13. Bodoh dan Brengsek

233 32 3
                                    

Rose

          Hari ini berjalan seperti biasa. Bahkan terlalu hambar. Yah, apalagi yang bisa aku lakukan? Sebelumnya, kupikir, aku bisa kembali bersama Daniel dan membalas semua kebaikannya selama ini. Tapi harapan itu juga sudah tidak ku miliki.

      Semalam, Josen tidak seperti biasanya. Kalau biasanya dia akan menelepon setiap malam hanya untuk menanyakan jadwal ku esok harinya, atau sekedar mengirim pesan mengucapkan selamat malam, tadi malam dia tidak melakukan keduanya. Tidak ada kabar, dan juga ya ... terserah. Dia memang bukan siapa-siapa, kami tidak memiliki hubungan apapun. Tapi, ku kira dia akan membantuku keluar dari zona gagal move on ini.
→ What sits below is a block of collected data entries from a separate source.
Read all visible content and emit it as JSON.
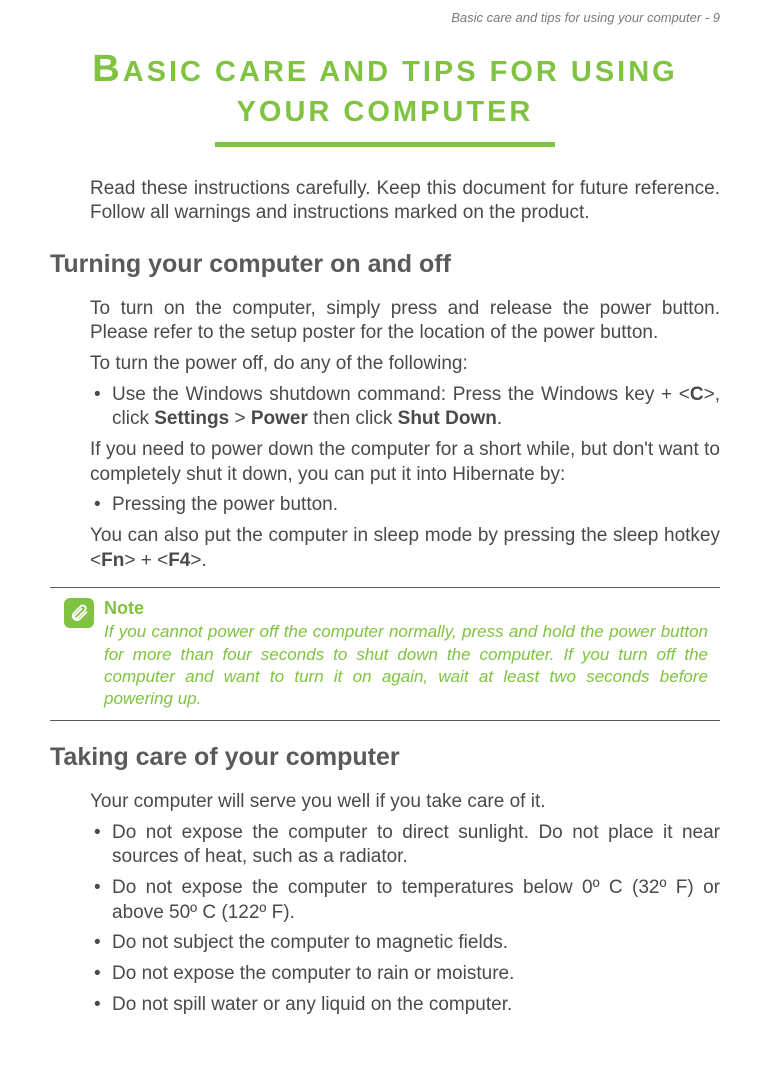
{
  "header": "Basic care and tips for using your computer - 9",
  "title_line1_first": "B",
  "title_line1_rest": "ASIC CARE AND TIPS FOR USING",
  "title_line2": "YOUR COMPUTER",
  "intro": "Read these instructions carefully. Keep this document for future reference. Follow all warnings and instructions marked on the product.",
  "section1": {
    "heading": "Turning your computer on and off",
    "p1": "To turn on the computer, simply press and release the power button. Please refer to the setup poster for the location of the power button.",
    "p2": "To turn the power off, do any of the following:",
    "bullet1_pre": "Use the Windows shutdown command: Press the Windows key + <",
    "bullet1_b1": "C",
    "bullet1_mid1": ">, click ",
    "bullet1_b2": "Settings",
    "bullet1_mid2": " > ",
    "bullet1_b3": "Power",
    "bullet1_mid3": " then click ",
    "bullet1_b4": "Shut Down",
    "bullet1_post": ".",
    "p3": "If you need to power down the computer for a short while, but don't want to completely shut it down, you can put it into Hibernate by:",
    "bullet2": "Pressing the power button.",
    "p4_pre": "You can also put the computer in sleep mode by pressing the sleep hotkey <",
    "p4_b1": "Fn",
    "p4_mid": "> + <",
    "p4_b2": "F4",
    "p4_post": ">."
  },
  "note": {
    "title": "Note",
    "body": "If you cannot power off the computer normally, press and hold the power button for more than four seconds to shut down the computer. If you turn off the computer and want to turn it on again, wait at least two seconds before powering up."
  },
  "section2": {
    "heading": "Taking care of your computer",
    "p1": "Your computer will serve you well if you take care of it.",
    "bullets": [
      "Do not expose the computer to direct sunlight. Do not place it near sources of heat, such as a radiator.",
      "Do not expose the computer to temperatures below 0º C (32º F) or above 50º C (122º F).",
      "Do not subject the computer to magnetic fields.",
      "Do not expose the computer to rain or moisture.",
      "Do not spill water or any liquid on the computer."
    ]
  }
}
Ternyata tidak.

       Kampus hari ini membosankan. Semua Dosen masuk sesuai jadwal, padahal aku berharap beberapa dosen akan absen saja, agar aku bisa santai sedikit.

     Dan sekarang, aku duduk di Cafetaria FBS, sendirian. Tanpa Violin dan Larensa. Kelas mereka berdua hari ini hanya sampai jam satu siang, lalu lanjut dengan kegiatan UKM mereka. Wajar, kami sudah semester empat, maka akan semakin sibuk. Kegiatan UKM hanya sampai semester lima, setelah itu kami di wajibkan untuk fokus pada penjurusan.

     Aku pikir berdiam diri di Cafetaria akan membuat suasana membaik, atau setidaknya aku mendapatkan inspirasi untuk menulis puisiku yang—tadinya, akan ku kirimkan tanggal 31 nanti.

       "Jauhi Josen."

     Demi apapun, ku pikir dengan aku meletakan kepala diatas meja, dan memejamkan mata sejenak, aku bisa melupakan semua beban ini. Tapi suara itu datang, dan kembali membuat otakku penuh.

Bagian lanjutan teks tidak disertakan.